Jefferson water project nearing completion
LINDEN &045; An expansion project to extend water to the Jefferson community has been on hold since preliminary water tests have not yielded acceptable results.
Tests of the water, which is being routed from Demopolis on to Jefferson and Myrtlewood, have shown that a traditional chlorine gas setup to clean the it has not produced adequate water quality to begin hooking up residences to the new system.
McKinney proposed a 55-gallon tank that will hold hydro chlorite, a liquid form of chlorine, which will be pumped through the water to sanitize it. The tank will be housed in a pump house on Tosco Road, once the county can secure deeds on a 20-by-30-foot piece of property. The addition will cost $23,950 and will come from the project’s contingency fund.
Commissioners approved the proposal, and McKinney hopes to begin hooking up water lines within a month. At present, he said there are approximately 230 residences that have signed up to be hooked into the new system.
The project has been ongoing since 2005, when the county commission and the Town of Myrtlewood began applying for funding sources for the $3.3 million project. The Marengo County Commission applied for funding through the Alabama Department of Economic and Community Affairs, while the Town of Myrtlewood sought funding through the United States Department of Agriculture Rural Development Agency.

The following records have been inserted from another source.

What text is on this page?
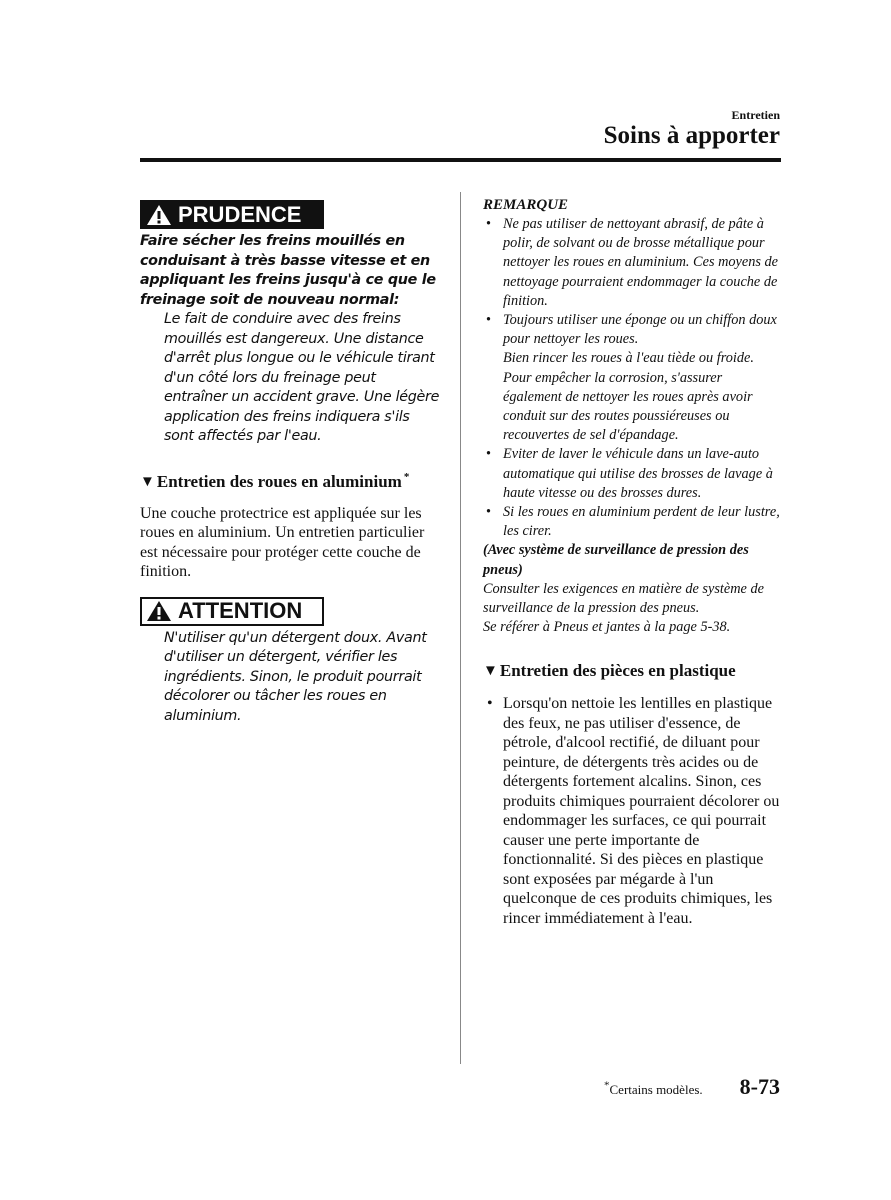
Entretien
Soins à apporter
PRUDENCE
Faire sécher les freins mouillés en conduisant à très basse vitesse et en appliquant les freins jusqu'à ce que le freinage soit de nouveau normal:
Le fait de conduire avec des freins mouillés est dangereux. Une distance d'arrêt plus longue ou le véhicule tirant d'un côté lors du freinage peut entraîner un accident grave. Une légère application des freins indiquera s'ils sont affectés par l'eau.
▼ Entretien des roues en aluminium *
Une couche protectrice est appliquée sur les roues en aluminium. Un entretien particulier est nécessaire pour protéger cette couche de finition.
ATTENTION
N'utiliser qu'un détergent doux. Avant d'utiliser un détergent, vérifier les ingrédients. Sinon, le produit pourrait décolorer ou tâcher les roues en aluminium.
REMARQUE
• Ne pas utiliser de nettoyant abrasif, de pâte à polir, de solvant ou de brosse métallique pour nettoyer les roues en aluminium. Ces moyens de nettoyage pourraient endommager la couche de finition.
• Toujours utiliser une éponge ou un chiffon doux pour nettoyer les roues.
Bien rincer les roues à l'eau tiède ou froide. Pour empêcher la corrosion, s'assurer également de nettoyer les roues après avoir conduit sur des routes poussiéreuses ou recouvertes de sel d'épandage.
• Eviter de laver le véhicule dans un lave-auto automatique qui utilise des brosses de lavage à haute vitesse ou des brosses dures.
• Si les roues en aluminium perdent de leur lustre, les cirer.
(Avec système de surveillance de pression des pneus)
Consulter les exigences en matière de système de surveillance de la pression des pneus.
Se référer à Pneus et jantes à la page 5-38.
▼ Entretien des pièces en plastique
• Lorsqu'on nettoie les lentilles en plastique des feux, ne pas utiliser d'essence, de pétrole, d'alcool rectifié, de diluant pour peinture, de détergents très acides ou de détergents fortement alcalins. Sinon, ces produits chimiques pourraient décolorer ou endommager les surfaces, ce qui pourrait causer une perte importante de fonctionnalité. Si des pièces en plastique sont exposées par mégarde à l'un quelconque de ces produits chimiques, les rincer immédiatement à l'eau.
*Certains modèles. 8-73
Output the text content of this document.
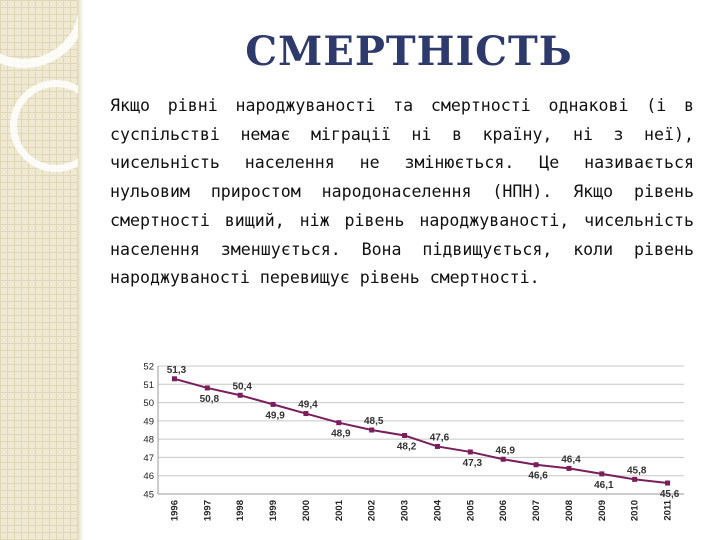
СМЕРТНІСТЬ

Якщо рівні народжуваності та смертності однакові (і в суспільстві немає міграції ні в країну, ні з неї), чисельність населення не змінюється. Це називається нульовим приростом народонаселення (НПН). Якщо рівень смертності вищий, ніж рівень народжуваності, чисельність населення зменшується. Вона підвищується, коли рівень народжуваності перевищує рівень смертності.

45
46
47
48
49
50
51
52 51,3
1996
50,8
1997
50,4
1998
49,9
1999
49,4
2000
48,9
2001
48,5
2002
48,2
2003
47,6
2004
47,3
2005
46,9
2006
46,6
2007
46,4
2008
46,1
2009
45,8
2010
45,6
2011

The County Commission was able to secure a $600,000 grant and also provide $25,000 of funds for the project. The Town of Myrtlewood was able to borrow $1.3 million and also received a USDA grant for $1.4 million.
When the system is operational, Myrtlewood will purchase water from Demopolis through the Springhill water tower on U.S. Highway 43. The pipeline extends down County Roads 19 and 21 until State Highway 28.